Why multi-currency matters
If your business operates in more than one country, or serves customers who hold different currencies, multi-currency support is not a nice-to-have. It is a requirement. A Nigerian SaaS company selling to clients in Kenya and South Africa needs to price in KES and ZAR. An e-commerce marketplace shipping across West Africa needs to accept NGN, GHS, and XOF.
Crezaro supports eight currencies at launch: NGN, USD, GBP, CAD, EUR, KES, GHS, and ZAR. Each currency has its own wallet in your account, and you can accept payments and settle in any of them.
How currency handling works
When a customer pays in a specific currency, the funds are credited to your wallet in that currency. You can then choose to:
- Keep funds in the original currency and settle to a bank account denominated in that currency
- Convert to your primary currency using Crezaro's FX service, then settle
- Hold balances in multiple currencies and convert on demand when rates are favorable
The choice depends on your business model. If you have expenses in the collection currency (such as paying suppliers in GHS), keeping the funds in GHS avoids unnecessary conversion fees. If you need to consolidate revenue into NGN for reporting and operations, converting on collection makes more sense.
Accepting payments in different currencies
The API works the same regardless of currency. Specify the currency in your payment initialization request:
curl -X POST https://api.crezaro.com/v1/payments/initialize \
-H "Authorization: Bearer sk_live_your_key" \
-H "Content-Type: application/json" \
-d '{
"amount": 5000,
"currency": "USD",
"email": "customer@example.com",
"reference": "inv_20260128_001"
}'
For USD, the amount is in cents, so 5000 equals $50.00. For NGN, 500000 equals 5,000.00 NGN. For currencies without subunits (like JPY, if we add it), the amount is in the major unit.
The checkout page automatically adjusts to show the correct currency symbol, formatting, and available payment methods for that currency.
FX rates and conversion
Crezaro provides competitive FX rates sourced from multiple liquidity providers. You can query the current rate before initiating a conversion:
curl -X GET "https://api.crezaro.com/v1/fx/rate?from=USD&to=NGN&amount=5000" \
-H "Authorization: Bearer sk_live_your_key"
// Response:
{
"from": "USD",
"to": "NGN",
"rate": 1542.50,
"amount_from": 5000,
"amount_to": 7712500,
"valid_until": "2026-01-28T09:15:00Z"
}
Rates are guaranteed for 60 seconds from the valid_until timestamp. If you initiate a conversion within that window, you get the quoted rate. After the window expires, a new rate is generated.

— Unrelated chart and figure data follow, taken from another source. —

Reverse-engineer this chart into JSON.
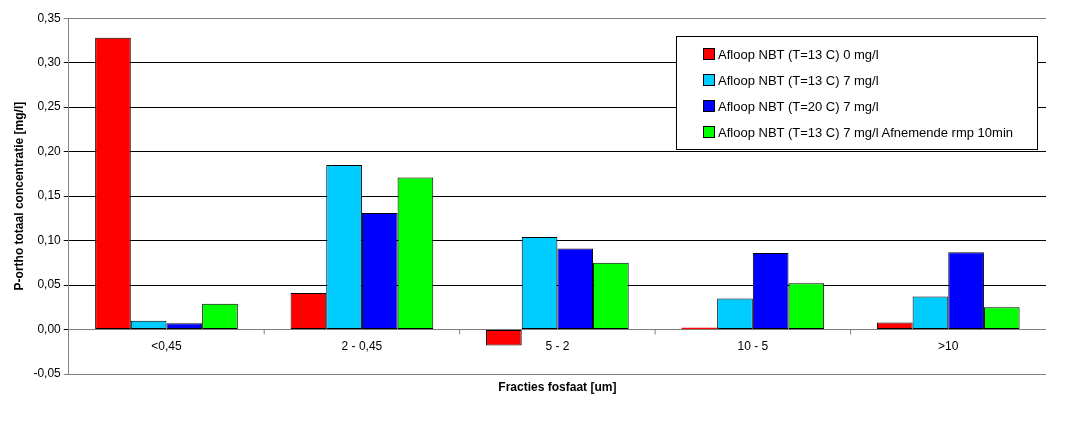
{
  "chart_data": {
    "type": "bar",
    "xlabel": "Fracties fosfaat [um]",
    "ylabel": "P-ortho totaal concentratie [mg/l]",
    "categories": [
      "<0,45",
      "2 - 0,45",
      "5 - 2",
      "10 - 5",
      ">10"
    ],
    "series": [
      {
        "name": "Afloop NBT (T=13 C) 0 mg/l",
        "color": "#ff0000",
        "values": [
          0.328,
          0.041,
          -0.018,
          0.002,
          0.008
        ]
      },
      {
        "name": "Afloop NBT (T=13 C) 7 mg/l",
        "color": "#00ccff",
        "values": [
          0.01,
          0.185,
          0.104,
          0.035,
          0.037
        ]
      },
      {
        "name": "Afloop NBT (T=20 C) 7 mg/l",
        "color": "#0000ff",
        "values": [
          0.007,
          0.131,
          0.091,
          0.086,
          0.087
        ]
      },
      {
        "name": "Afloop NBT (T=13 C) 7 mg/l Afnemende rmp 10min",
        "color": "#00ff00",
        "values": [
          0.029,
          0.171,
          0.075,
          0.052,
          0.025
        ]
      }
    ],
    "ylim": [
      -0.05,
      0.35
    ],
    "yticks": [
      {
        "value": -0.05,
        "label": "-0,05"
      },
      {
        "value": 0,
        "label": "0,00"
      },
      {
        "value": 0.05,
        "label": "0,05"
      },
      {
        "value": 0.1,
        "label": "0,10"
      },
      {
        "value": 0.15,
        "label": "0,15"
      },
      {
        "value": 0.2,
        "label": "0,20"
      },
      {
        "value": 0.25,
        "label": "0,25"
      },
      {
        "value": 0.3,
        "label": "0,30"
      },
      {
        "value": 0.35,
        "label": "0,35"
      }
    ],
    "grid": "y",
    "legend": "top right"
  }
}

Settlement in multiple currencies
You can configure settlement bank accounts for each currency you operate in. In your Crezaro dashboard, navigate to Finance > Bank Accounts and add accounts for each currency. Settlement happens automatically based on your configured schedule:
- NGN: T+1 settlement (next business day)
- USD: T+2 settlement
- GBP: T+2 settlement
- KES: T+1 settlement via M-Pesa or bank transfer
- GHS: T+1 settlement
- ZAR: T+2 settlement
Handling currency in your application
A few best practices for handling multiple currencies in your code:
- Store amounts as integers. Always store monetary amounts in the smallest unit (cents, kobo, etc.) as integers. Never use floating-point numbers for money.
49.99 * 100might give you4998.999999in many languages. - Store the currency alongside the amount. An amount without a currency is meaningless. Always store and transmit them together.
- Use established libraries. In PHP, use
brick/money. In JavaScript, usedinero.js. In Python, use thedecimalmodule. Do not roll your own currency arithmetic. - Format for display only. Currency formatting (symbols, thousands separators, decimal places) should happen only at the presentation layer, never in business logic.
Common multi-currency scenarios
Scenario 1: SaaS with global pricing. You price in USD but have customers in Nigeria. Accept NGN payments, convert to USD at collection time, and reconcile against your USD revenue targets.
Scenario 2: Marketplace with regional sellers. Buyers pay in their local currency. Funds are split between sellers (who receive their local currency) and your platform (which receives a commission in your preferred currency).
Scenario 3: Cross-border B2B invoicing. You invoice a client in GBP. They pay in GBP. You settle in GBP to your UK bank account. No conversion needed, no FX risk.